Senior Data Scientist, Saturn Cloud
Aaron Richter is a software developer turned data engineer and data scientist. He has pioneered the development and implementation of large-scale data science infrastructure in both business and research environments.He has become an expert in finding efficient ways to clean data, run pipelines, and tune models. Aaron is a Senior Data Scientist at Saturn Cloud, where he works to make data scientists faster and happier. He holds a PhD in machine learning from Florida Atlantic University.

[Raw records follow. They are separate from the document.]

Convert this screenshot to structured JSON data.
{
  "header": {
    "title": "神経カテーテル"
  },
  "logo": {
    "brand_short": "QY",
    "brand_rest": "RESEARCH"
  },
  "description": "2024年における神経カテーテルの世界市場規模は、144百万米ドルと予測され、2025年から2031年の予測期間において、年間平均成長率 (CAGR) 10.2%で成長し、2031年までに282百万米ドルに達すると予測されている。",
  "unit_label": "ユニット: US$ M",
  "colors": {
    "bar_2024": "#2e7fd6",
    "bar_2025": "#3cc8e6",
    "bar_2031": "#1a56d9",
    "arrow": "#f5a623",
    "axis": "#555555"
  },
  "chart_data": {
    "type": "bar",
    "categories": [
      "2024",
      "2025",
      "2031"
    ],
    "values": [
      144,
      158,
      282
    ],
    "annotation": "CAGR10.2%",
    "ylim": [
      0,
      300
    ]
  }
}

WATCH LIVE: November 2nd at 1:00 pm
What happens when you run out of processing power on your laptop? You could scale up – get more efficient hardware, or scale out – add more machines. Whichever you choose, there are great tools for accomplishing scale within the Python data science ecosystem. Dask is a parallel computing framework that scales from your laptop to a cluster of thousands of machines. RAPIDS is a GPU-computing framework that pushes traditional CPU workloads to the GPU. Dask and RAPIDS together allow you to accelerate your code in clusters of GPU machines. This talk will help you navigate this exciting new world, and show what it takes to convert “traditional” single-node Python workflows to execute in parallel and GPU-accelerated environments. We will also discuss ways to get the hardware to run these tools in the cloud, and some considerations for infrastructure and management.